Muchas personas que llegan a pasar unas vacaciones en las Rías Baixas se quedan sorprendidas al ver la isla de Ons y saber que es una isla habitada, que no tiene conexión con tierra más que por barco y que durante el invierno sus pocos habitantes quedan aislados durante días y días, incluso sin luz más que unas pocas horas al día.

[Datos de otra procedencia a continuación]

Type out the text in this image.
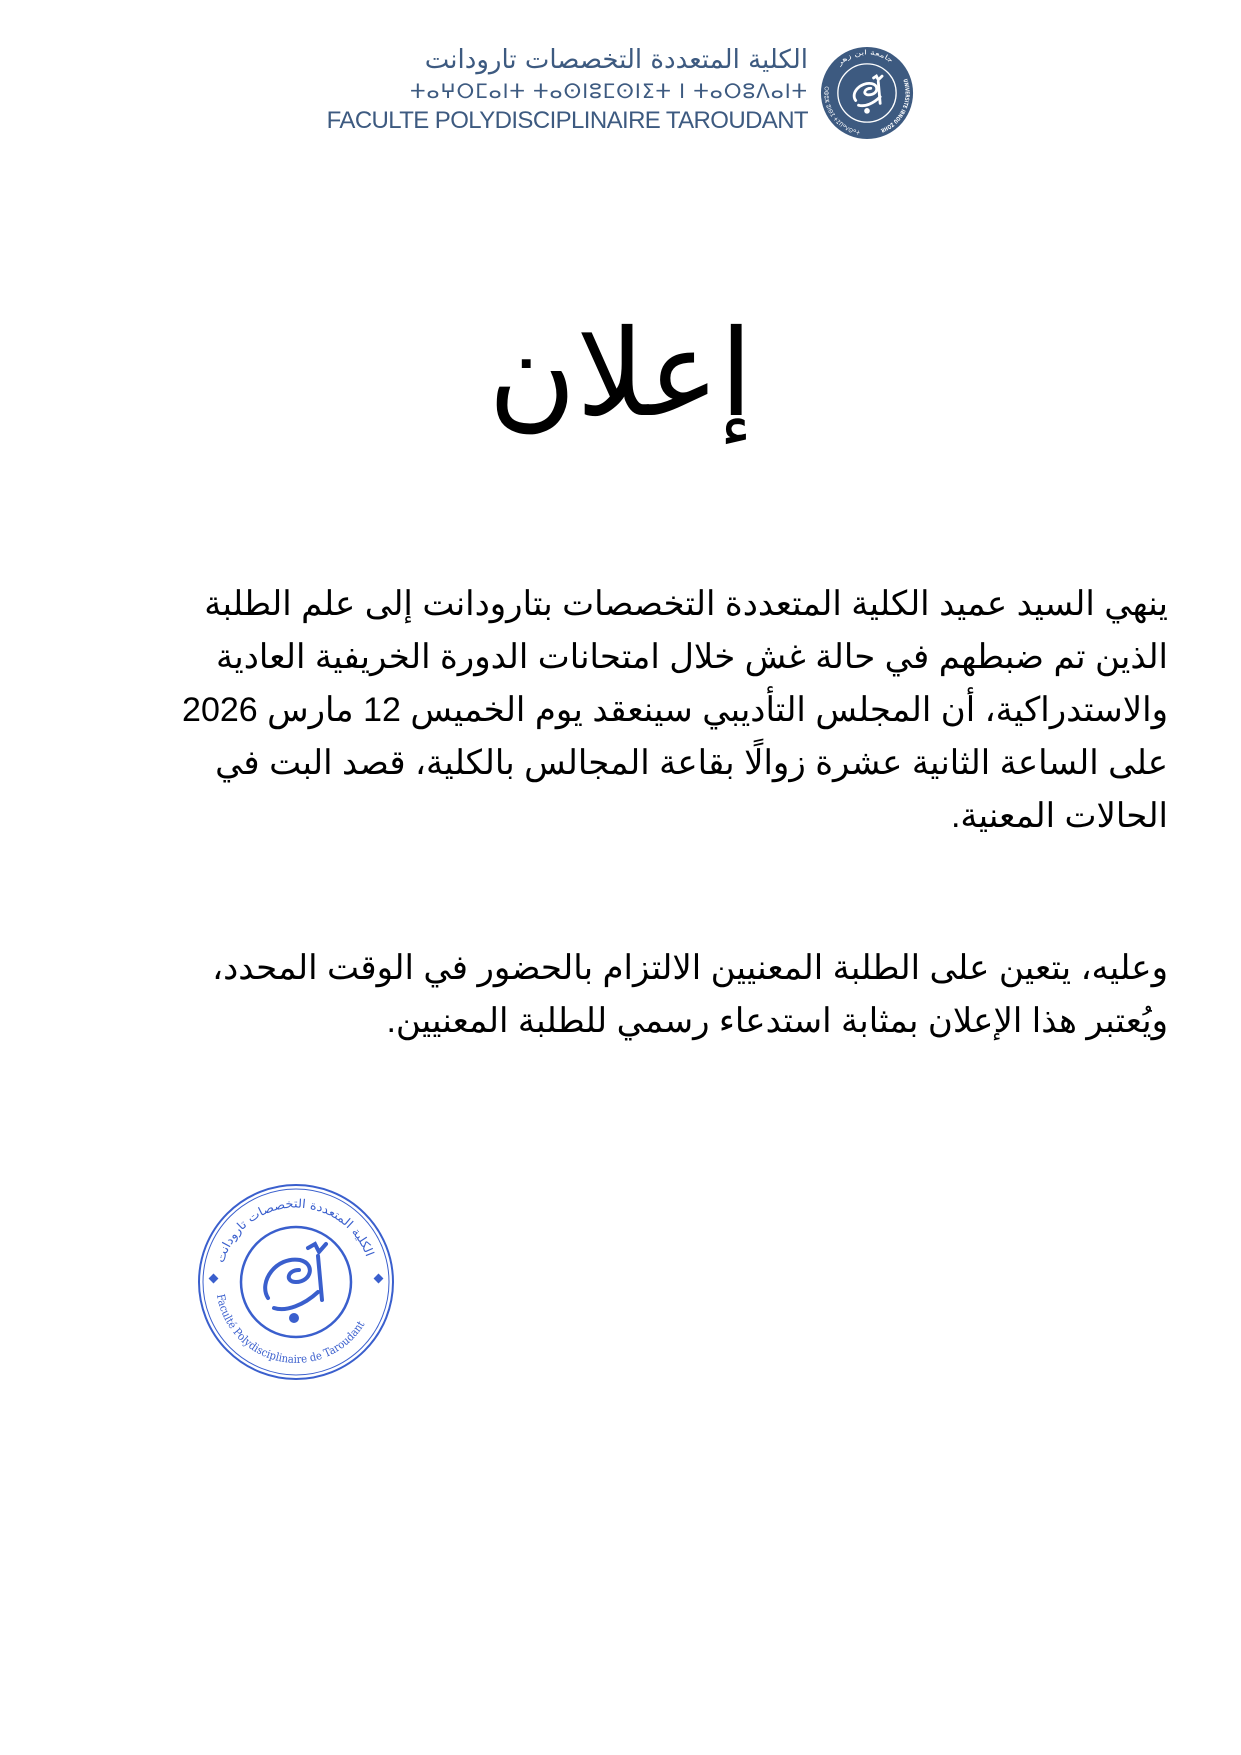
الكلية المتعددة التخصصات تارودانت
ⵜⴰⵖⵔⵎⴰⵏⵜ ⵜⴰⵙⵏⵓⵎⵙⵏⵉⵜ ⵏ ⵜⴰⵔⵓⴷⴰⵏⵜ
FACULTE POLYDISCIPLINAIRE TAROUDANT
جامعة ابن زهر
UNIVERSITE IBNOU ZOHR
ⵜⴰⵙⴷⴰⵡⵉⵜ ⵉⴱⵏⵓ ⵣⵓⵀⵔ
إعلان
ينهي السيد عميد الكلية المتعددة التخصصات بتارودانت إلى علم الطلبة
الذين تم ضبطهم في حالة غش خلال امتحانات الدورة الخريفية العادية
والاستدراكية، أن المجلس التأديبي سينعقد يوم الخميس 12 مارس 2026
على الساعة الثانية عشرة زوالًا بقاعة المجالس بالكلية، قصد البت في
الحالات المعنية.
وعليه، يتعين على الطلبة المعنيين الالتزام بالحضور في الوقت المحدد،
ويُعتبر هذا الإعلان بمثابة استدعاء رسمي للطلبة المعنيين.
الكلية المتعددة التخصصات تارودانت
Faculté Polydisciplinaire de Taroudant
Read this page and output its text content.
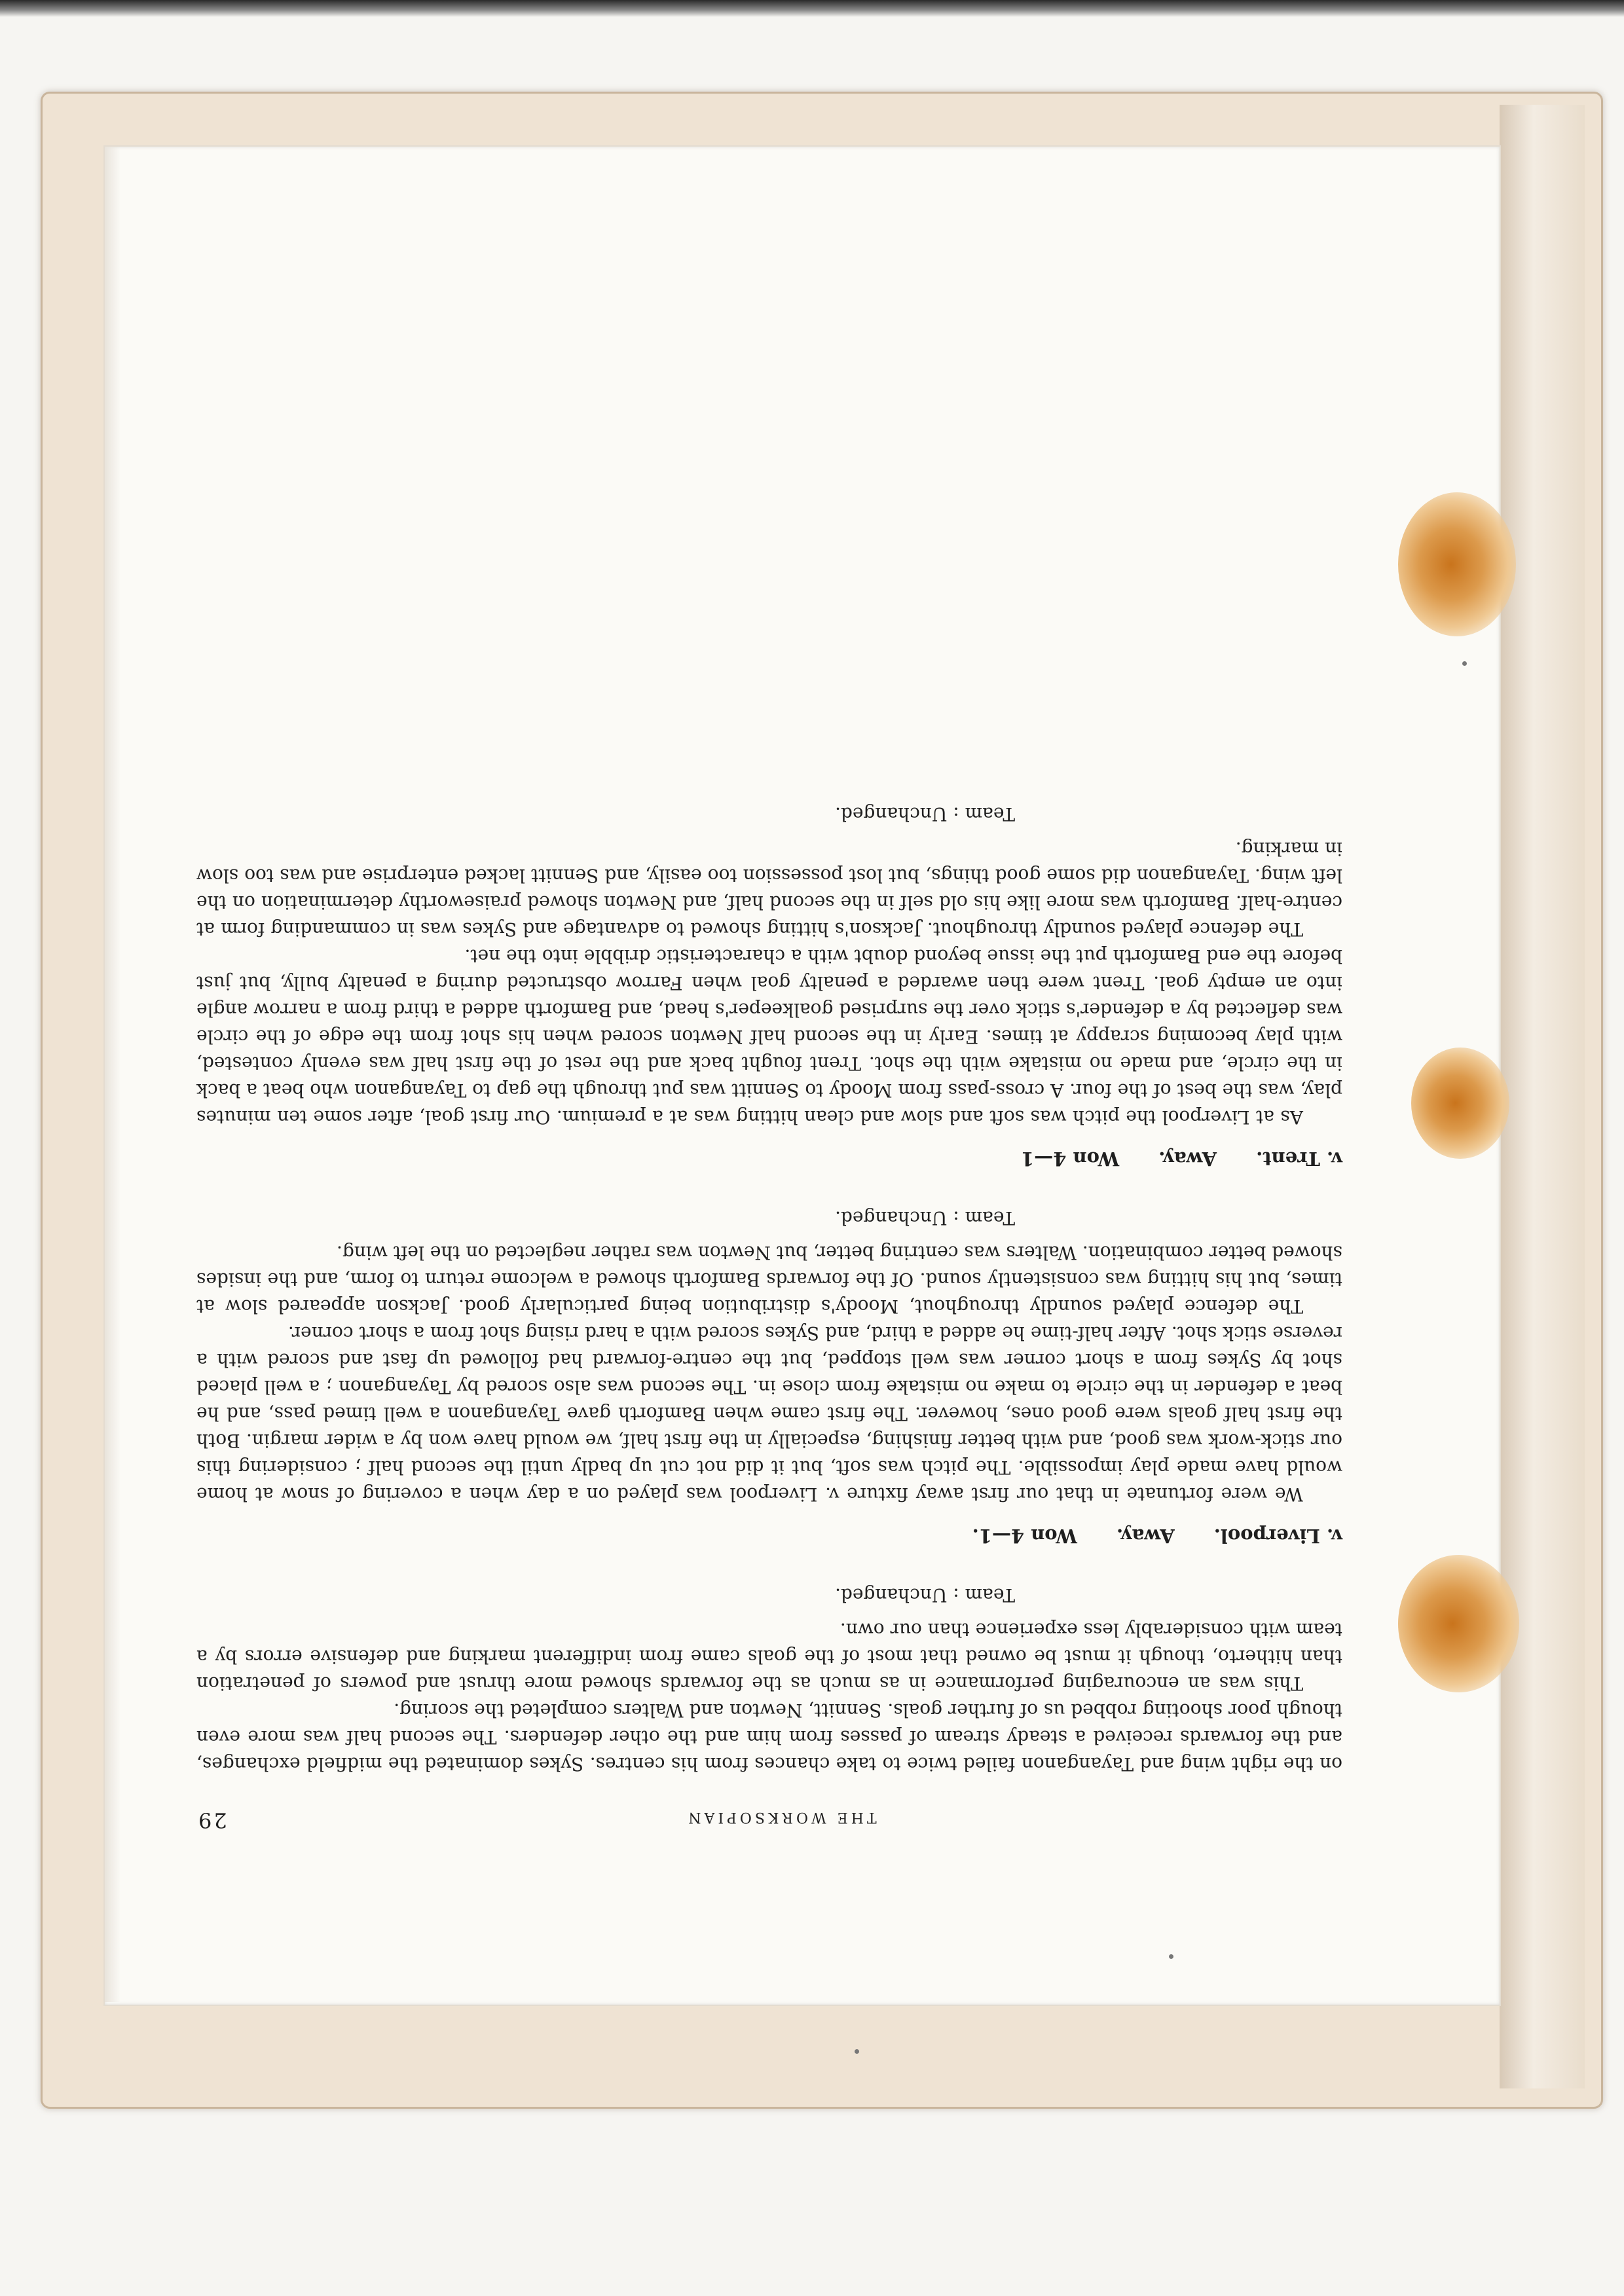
THE WORKSOPIAN
29

on the right wing and Tayanganon failed twice to take chances from his centres. Sykes dominated the midfield exchanges, and the forwards received a steady stream of passes from him and the other defenders. The second half was more even though poor shooting robbed us of further goals. Sennitt, Newton and Walters completed the scoring.

This was an encouraging performance in as much as the forwards showed more thrust and powers of penetration than hitherto, though it must be owned that most of the goals came from indifferent marking and defensive errors by a team with considerably less experience than our own.

Team : Unchanged.

v. Liverpool. Away. Won 4—1.

We were fortunate in that our first away fixture v. Liverpool was played on a day when a covering of snow at home would have made play impossible. The pitch was soft, but it did not cut up badly until the second half ; considering this our stick-work was good, and with better finishing, especially in the first half, we would have won by a wider margin. Both the first half goals were good ones, however. The first came when Bamforth gave Tayanganon a well timed pass, and he beat a defender in the circle to make no mistake from close in. The second was also scored by Tayanganon ; a well placed shot by Sykes from a short corner was well stopped, but the centre-forward had followed up fast and scored with a reverse stick shot. After half-time he added a third, and Sykes scored with a hard rising shot from a short corner.

The defence played soundly throughout, Moody's distribution being particularly good. Jackson appeared slow at times, but his hitting was consistently sound. Of the forwards Bamforth showed a welcome return to form, and the insides showed better combination. Walters was centring better, but Newton was rather neglected on the left wing.

Team : Unchanged.

v. Trent. Away. Won 4—1

As at Liverpool the pitch was soft and slow and clean hitting was at a premium. Our first goal, after some ten minutes play, was the best of the four. A cross-pass from Moody to Sennitt was put through the gap to Tayanganon who beat a back in the circle, and made no mistake with the shot. Trent fought back and the rest of the first half was evenly contested, with play becoming scrappy at times. Early in the second half Newton scored when his shot from the edge of the circle was deflected by a defender's stick over the surprised goalkeeper's head, and Bamforth added a third from a narrow angle into an empty goal. Trent were then awarded a penalty goal when Farrow obstructed during a penalty bully, but just before the end Bamforth put the issue beyond doubt with a characteristic dribble into the net.

The defence played soundly throughout. Jackson's hitting showed to advantage and Sykes was in commanding form at centre-half. Bamforth was more like his old self in the second half, and Newton showed praiseworthy determination on the left wing. Tayanganon did some good things, but lost possession too easily, and Sennitt lacked enterprise and was too slow in marking.

Team : Unchanged.
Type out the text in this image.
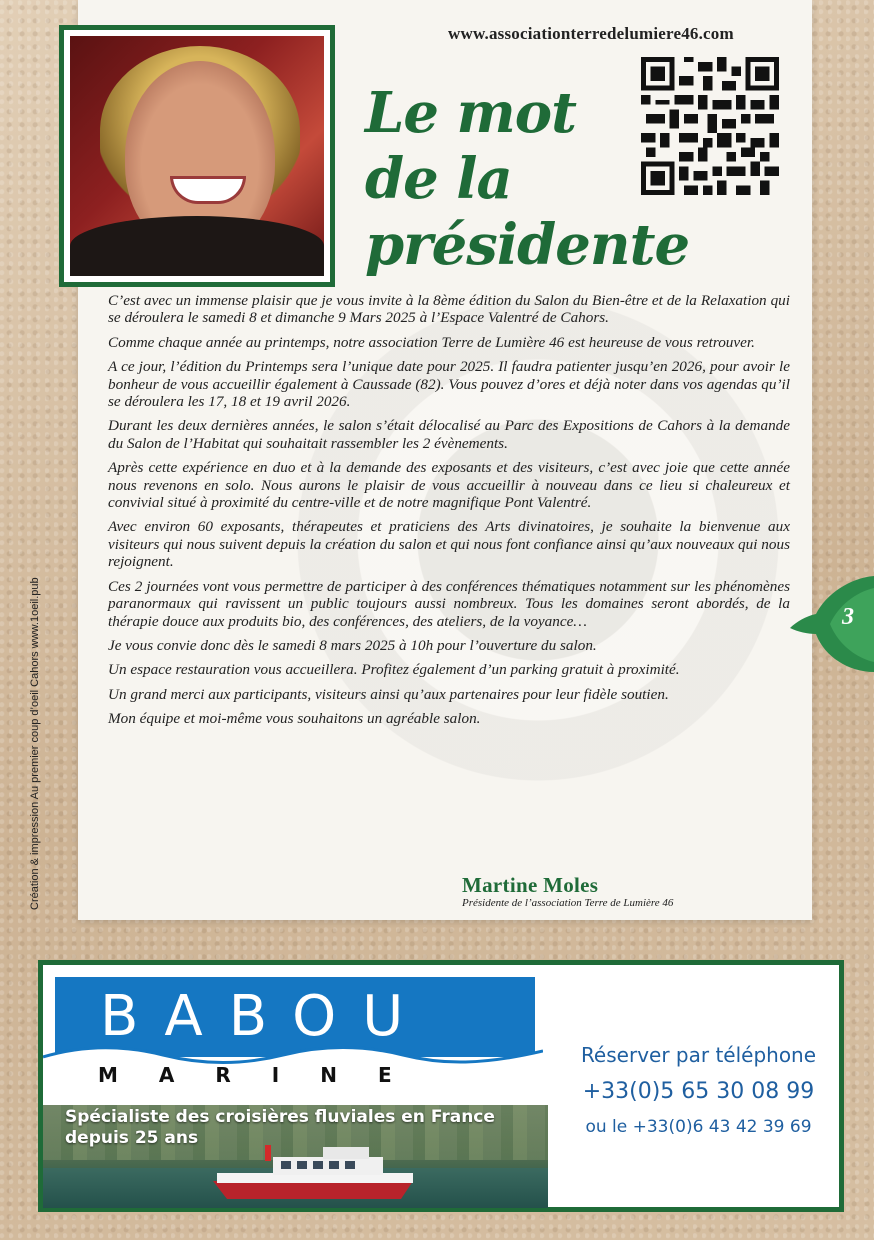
www.associationterredelumiere46.com
Le mot
de la
présidente

C’est avec un immense plaisir que je vous invite à la 8ème édition du Salon du Bien-être et de la Relaxation qui se déroulera le samedi 8 et dimanche 9 Mars 2025 à l’Espace Valentré de Cahors.

Comme chaque année au printemps, notre association Terre de Lumière 46 est heureuse de vous retrouver.

A ce jour, l’édition du Printemps sera l’unique date pour 2025. Il faudra patienter jusqu’en 2026, pour avoir le bonheur de vous accueillir également à Caussade (82). Vous pouvez d’ores et déjà noter dans vos agendas qu’il se déroulera les 17, 18 et 19 avril 2026.

Durant les deux dernières années, le salon s’était délocalisé au Parc des Expositions de Cahors à la demande du Salon de l’Habitat qui souhaitait rassembler les 2 évènements.

Après cette expérience en duo et à la demande des exposants et des visiteurs, c’est avec joie que cette année nous revenons en solo. Nous aurons le plaisir de vous accueillir à nouveau dans ce lieu si chaleureux et convivial situé à proximité du centre-ville et de notre magnifique Pont Valentré.

Avec environ 60 exposants, thérapeutes et praticiens des Arts divinatoires, je souhaite la bienvenue aux visiteurs qui nous suivent depuis la création du salon et qui nous font confiance ainsi qu’aux nouveaux qui nous rejoignent.

Ces 2 journées vont vous permettre de participer à des conférences thématiques notamment sur les phénomènes paranormaux qui ravissent un public toujours aussi nombreux. Tous les domaines seront abordés, de la thérapie douce aux produits bio, des conférences, des ateliers, de la voyance…

Je vous convie donc dès le samedi 8 mars 2025 à 10h pour l’ouverture du salon.

Un espace restauration vous accueillera. Profitez également d’un parking gratuit à proximité.

Un grand merci aux participants, visiteurs ainsi qu’aux partenaires pour leur fidèle soutien.

Mon équipe et moi-même vous souhaitons un agréable salon.

Martine Moles
Présidente de l’association Terre de Lumière 46
3
Création & impression Au premier coup d’oeil Cahors www.1oeil.pub
BABOU
MARINE
Spécialiste des croisières fluviales en France
depuis 25 ans
Réserver par téléphone
+33(0)5 65 30 08 99
ou le +33(0)6 43 42 39 69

Piensan en un lugar remoto, con un estilo de vida arcaico y lo cierto es que es así, pero en el mejor sentido de la palabra. Ons es un espacio protegido, con muchos alicientes para el turismo pero que permite un cupo reducido de personas cada día para mantenerlo así, como lo vemos hoy.
Por eso, lo primero que preguntará esta gente es como llegar a Ons y ahí muchos pueden llevarse el primer desencanto ya que el primer paso es solicitar un permiso. Como hemos dicho, el cupo de visitas es limitado y hay que inscribirse para poder ir. En temporada alta lo habitual es que no puedas reservar una plaza ni siquiera a una semana vista, por lo que los más previsores o los que ya se han llevado la desilusión antes, se traen sus días reservados con antelación. Solo con esa reserva y tu permiso puedes comprar los billetes en el ferry que te llevará a la isla.
Lo más habitual es ir a Ons a pasar el día, el barco deja a la gente por la mañana y la recoge por la tarde. Pero hay un camping y también algún que otro hospedaje particular. Al igual que ocurre para visitar la isla, este tipo de cosas están muy solicitadas por lo que hay que gestionar todo con tiempo.
Una vez en Ons el día va a saber a poco. Puedes empezar dando un paseo recorriendo algunas de las rutas de senderismo para disfrutar de las vistas desde diferentes lugares de la isla y de toda la belleza del lugar. Tras el paseo, puedes comer en uno de los restaurantes de la isla. De nuevo se recomienda tener una reserva porque tienen mucha fama y muchas personas van a propósito para comer allí. Tras descansar tomando un refresco en un merendero a la sombra, se puede pasar el resto de la tarde en alguna de las bonitas calas de la isla, relajándose al sol hasta la hora de coger el barco de vuelta a la realidad.